18 July 2020
A Cultural History of the Devil
Due to the COVID-19 pandemic, the Viadrina Summer Program 2020 has been postponed.
You’ve heard of him – but do you really know who he is? The Devil – also known as Lucifer, Satan or Mephistopheles – is one of the more mysterious figures in Christianity. The idea of a personified Evil can be traced to pre-Christian times and has constantly undergone changes since then. God’s servant, his opponent, a seducer, a magician, an individualistic rebel – throughout history, people have assigned many roles to him. The example of the Devil illustrates vividly that religion and religious concepts are not static but highly dynamic – they reflect the needs and concerns of the society that produces them. Using the Devil as a case study, students will be familiarized with a cultural history of Europe (and beyond). We investigate:
• Zoroastrian and Jewish ideas of Evil as prerequisites for the emergence of the Christian concept of the Devil in Antiquity,
• how the Church Fathers created the Devil we have become so familiar with,
• the role played by Greek and Roman images of the Gods for his visual depiction,
• the emergence of the idea of the Antichrist in the Middle Ages,
• the impact of European expansion to the Americas on the idea of the Devil,
• the nineteenth-century romanticized Devil as a revamped “noble rebel”,
• and of course the Devil’s revival in 20th and 21st century popular culture.
Dr.

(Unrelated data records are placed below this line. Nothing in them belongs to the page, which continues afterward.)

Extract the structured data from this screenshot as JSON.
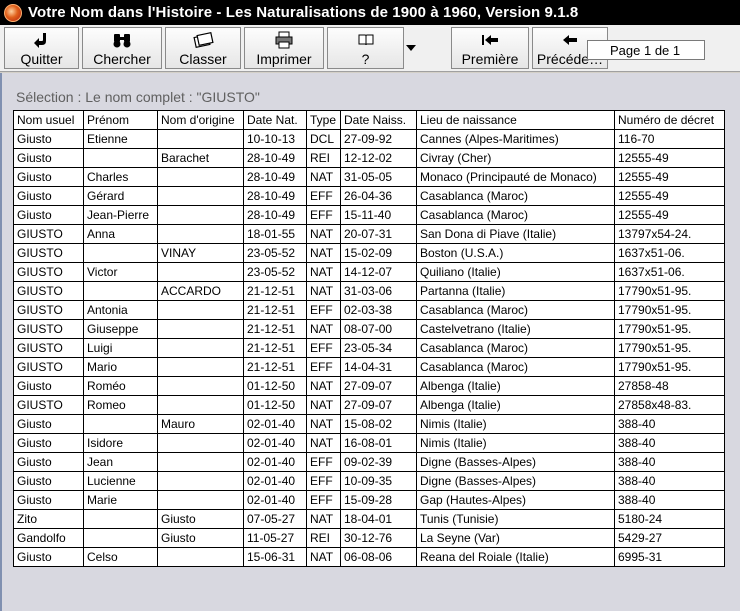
{
  "window": {
    "title": "Votre Nom dans l'Histoire - Les Naturalisations de 1900 à 1960, Version 9.1.8"
  },
  "toolbar": {
    "quit_label": "Quitter",
    "search_label": "Chercher",
    "sort_label": "Classer",
    "print_label": "Imprimer",
    "help_label": "?",
    "first_label": "Première",
    "prev_label": "Précéde…",
    "page_indicator": "Page 1 de 1"
  },
  "selection": {
    "text": "Sélection : Le nom complet : \"GIUSTO\""
  },
  "table": {
    "columns": [
      "Nom usuel",
      "Prénom",
      "Nom d'origine",
      "Date Nat.",
      "Type",
      "Date Naiss.",
      "Lieu de naissance",
      "Numéro de décret"
    ],
    "rows": [
      [
        "Giusto",
        "Etienne",
        "",
        "10-10-13",
        "DCL",
        "27-09-92",
        "Cannes (Alpes-Maritimes)",
        "116-70"
      ],
      [
        "Giusto",
        "",
        "Barachet",
        "28-10-49",
        "REI",
        "12-12-02",
        "Civray (Cher)",
        "12555-49"
      ],
      [
        "Giusto",
        "Charles",
        "",
        "28-10-49",
        "NAT",
        "31-05-05",
        "Monaco (Principauté de Monaco)",
        "12555-49"
      ],
      [
        "Giusto",
        "Gérard",
        "",
        "28-10-49",
        "EFF",
        "26-04-36",
        "Casablanca (Maroc)",
        "12555-49"
      ],
      [
        "Giusto",
        "Jean-Pierre",
        "",
        "28-10-49",
        "EFF",
        "15-11-40",
        "Casablanca (Maroc)",
        "12555-49"
      ],
      [
        "GIUSTO",
        "Anna",
        "",
        "18-01-55",
        "NAT",
        "20-07-31",
        "San Dona di Piave (Italie)",
        "13797x54-24."
      ],
      [
        "GIUSTO",
        "",
        "VINAY",
        "23-05-52",
        "NAT",
        "15-02-09",
        "Boston (U.S.A.)",
        "1637x51-06."
      ],
      [
        "GIUSTO",
        "Victor",
        "",
        "23-05-52",
        "NAT",
        "14-12-07",
        "Quiliano (Italie)",
        "1637x51-06."
      ],
      [
        "GIUSTO",
        "",
        "ACCARDO",
        "21-12-51",
        "NAT",
        "31-03-06",
        "Partanna (Italie)",
        "17790x51-95."
      ],
      [
        "GIUSTO",
        "Antonia",
        "",
        "21-12-51",
        "EFF",
        "02-03-38",
        "Casablanca (Maroc)",
        "17790x51-95."
      ],
      [
        "GIUSTO",
        "Giuseppe",
        "",
        "21-12-51",
        "NAT",
        "08-07-00",
        "Castelvetrano (Italie)",
        "17790x51-95."
      ],
      [
        "GIUSTO",
        "Luigi",
        "",
        "21-12-51",
        "EFF",
        "23-05-34",
        "Casablanca (Maroc)",
        "17790x51-95."
      ],
      [
        "GIUSTO",
        "Mario",
        "",
        "21-12-51",
        "EFF",
        "14-04-31",
        "Casablanca (Maroc)",
        "17790x51-95."
      ],
      [
        "Giusto",
        "Roméo",
        "",
        "01-12-50",
        "NAT",
        "27-09-07",
        "Albenga (Italie)",
        "27858-48"
      ],
      [
        "GIUSTO",
        "Romeo",
        "",
        "01-12-50",
        "NAT",
        "27-09-07",
        "Albenga (Italie)",
        "27858x48-83."
      ],
      [
        "Giusto",
        "",
        "Mauro",
        "02-01-40",
        "NAT",
        "15-08-02",
        "Nimis (Italie)",
        "388-40"
      ],
      [
        "Giusto",
        "Isidore",
        "",
        "02-01-40",
        "NAT",
        "16-08-01",
        "Nimis (Italie)",
        "388-40"
      ],
      [
        "Giusto",
        "Jean",
        "",
        "02-01-40",
        "EFF",
        "09-02-39",
        "Digne (Basses-Alpes)",
        "388-40"
      ],
      [
        "Giusto",
        "Lucienne",
        "",
        "02-01-40",
        "EFF",
        "10-09-35",
        "Digne (Basses-Alpes)",
        "388-40"
      ],
      [
        "Giusto",
        "Marie",
        "",
        "02-01-40",
        "EFF",
        "15-09-28",
        "Gap (Hautes-Alpes)",
        "388-40"
      ],
      [
        "Zito",
        "",
        "Giusto",
        "07-05-27",
        "NAT",
        "18-04-01",
        "Tunis (Tunisie)",
        "5180-24"
      ],
      [
        "Gandolfo",
        "",
        "Giusto",
        "11-05-27",
        "REI",
        "30-12-76",
        "La Seyne (Var)",
        "5429-27"
      ],
      [
        "Giusto",
        "Celso",
        "",
        "15-06-31",
        "NAT",
        "06-08-06",
        "Reana del Roiale (Italie)",
        "6995-31"
      ]
    ]
  }
}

Jutta Wimmler
Students will be familiarized with the major historical developments of the past 2,500 years (with a focus on Europe), will acquire an understanding of the dynamics of religious systems, and will be introduced to the theories and methodologies of historical research. After completing the course, they will
• know where to look for information and how to evaluate the quality of research (difference between academic and non-academic work; importance of academic journals; role of cultural background and interpretation in research)
• have an understanding of how to interpret and evaluate primary sources
• be able to contextualize religious systems and religious concepts historically and culturally.
EUR 1990: including two courses, accommodation, lunch on weekdays, transaction costs, transportation within Frankfurt (Oder), extracurricular activities and taxes.